Jika disuruh mengembalikan ingatan, mencari korelasi masa kanak-kanak dan remaja yang erat kaitannya dengan kegemaran saya menjelajah negeri dan benua lain, barangkali salah satu diantaranya adalah Pramuka. Semasa SD hingga SMP, Pramuka merupakan kegiatan yang selalu saya tunggu-tunggu datangnya. Senang rasanya bisa meninggalkan ruang kelas untuk bermain di alam terbuka. Belajar menyeberang sungai dengan meniti sebatang bambu, memanjat dan menyusur tebing dengan seutas tali, mencari jejak dalam kegelapan malam, dan seabrek kegiatan adventurous lain yang mengasyikkan.
Bila saat berkemah tiba, saya makin girang karena tak hanya meninggalkan ruang kelas, tetapi juga meninggalkan rumah. Meninggalkan kenyamanan kasur dan kelambu menuju pembaringan berupa selembar tikar beralas rumput dan tanah lapangan. Sementara itu angin malam yang dingin menembus tenda putih kami yang terbuat dari katong terigu segitiga biru. Dan jika hujan tiba-tiba turun di malam hari, seluruh isi tenda menjadi basah kuyup. Kamipun menggigil kedinginan.

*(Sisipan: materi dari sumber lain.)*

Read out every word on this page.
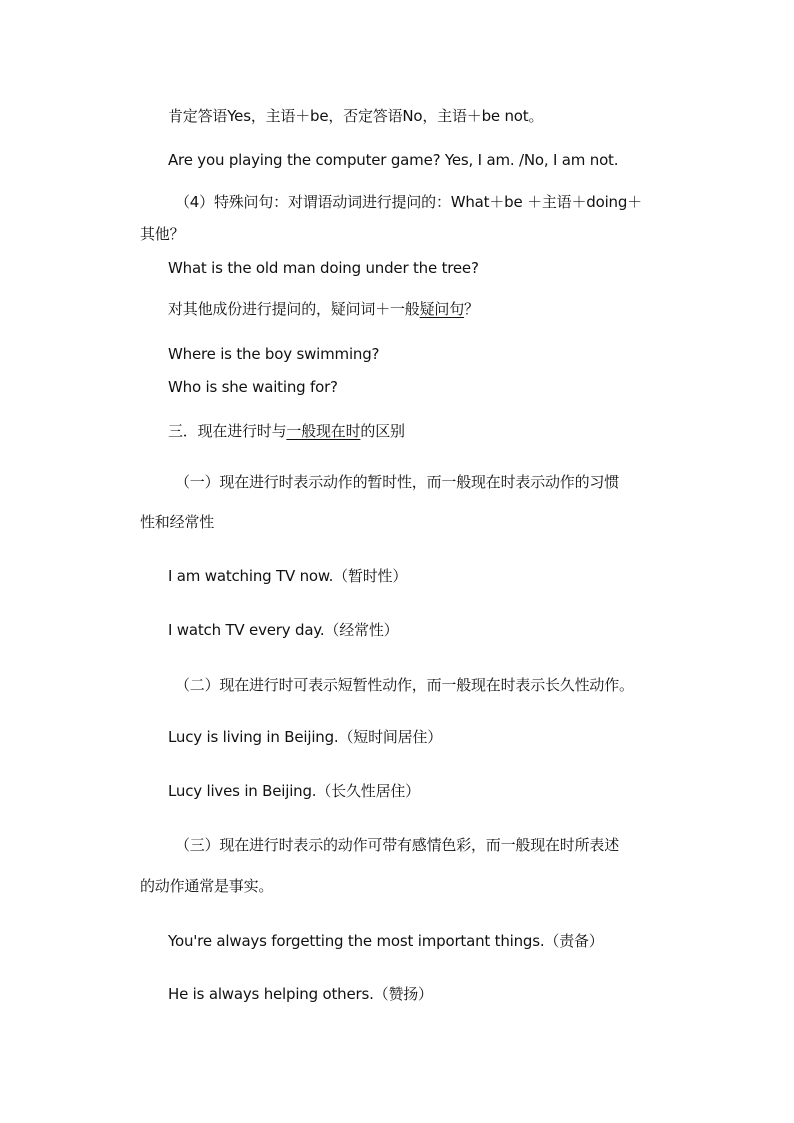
肯定答语Yes，主语＋be，否定答语No，主语＋be not。
Are you playing the computer game? Yes, I am. /No, I am not.
（4）特殊问句：对谓语动词进行提问的：What＋be ＋主语＋doing＋
其他？
What is the old man doing under the tree?
对其他成份进行提问的，疑问词＋一般疑问句？
Where is the boy swimming?
Who is she waiting for?
三．现在进行时与一般现在时的区别
（一）现在进行时表示动作的暂时性，而一般现在时表示动作的习惯
性和经常性
I am watching TV now.（暂时性）
I watch TV every day.（经常性）
（二）现在进行时可表示短暂性动作，而一般现在时表示长久性动作。
Lucy is living in Beijing.（短时间居住）
Lucy lives in Beijing.（长久性居住）
（三）现在进行时表示的动作可带有感情色彩，而一般现在时所表述
的动作通常是事实。
You're always forgetting the most important things.（责备）
He is always helping others.（赞扬）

Selain bergulat dengan alam yang menuntut ketahanan dan kemandirian, Pramuka juga mengajarkan kepemimpinan atau leadership. Anggota Pramuka biasanya akan dibagi dalam beberapa regu. Tiap regu umumnya terdiri dari 8-10 anggota. Dalam satu regu tersebut harus ada satu ketua dan satu wakil ketua. Jika membentuk barisan, ketua regu akan berada di barisan paling depan atau paling kanan jika berjejer. Sedangkan wakil ketua regu berada di barisan paling belakang atau paling kiri. Sang ketua regu juga harus bisa menjadi leader bagi anggotanya, sementara wakil ketua yang berdiri di barisan paling belakang harus bisa memastikan bahwa timnya tidak ada yang melenceng.
Celakanya, saya selalu ketiban tugas jadi ketua regu. Tentu saja bukan karena saya hebat. Lebih tepatnya karena saya nggak pernah bisa nolak ketika anggota regu menunjuk saya untuk berada di barisan paling depan. Saya pikir-pikir apa susahnya memimpin barisan regu. Cukup bermodal suara lantang untuk menyiapkan dan membubarkan barisan kan? Selebihnya, tiap-tiap anggota Pramuka kan sudah dibekali ilmu survival, sehingga tugas ketua regu hanya memastikan anak buahnya solid.
Tapi, suatu ketika, saya mendapat ujian berat sebagai ketua regu. Waktu itu kami sedang berkemah di kawasan hutan jati di Grobogan, Jawa Tengah. Perkemahan ini dalam rangka persiapan Jambore Nasional (Jamnas) di Cibubur pada tahun 1986. Kawasan hutan jati ini dipilih karena alamnya cukup menantang. Juga terdapat tebing yang bisa digunakan untuk belajar memanjat atau menuruni tebing. Namanya juga persiapan menuju Jambore, jadi perkemahan kali ini juga dipilih di kawasan yang lebih menantang dari kemah-kemah sebelumnya.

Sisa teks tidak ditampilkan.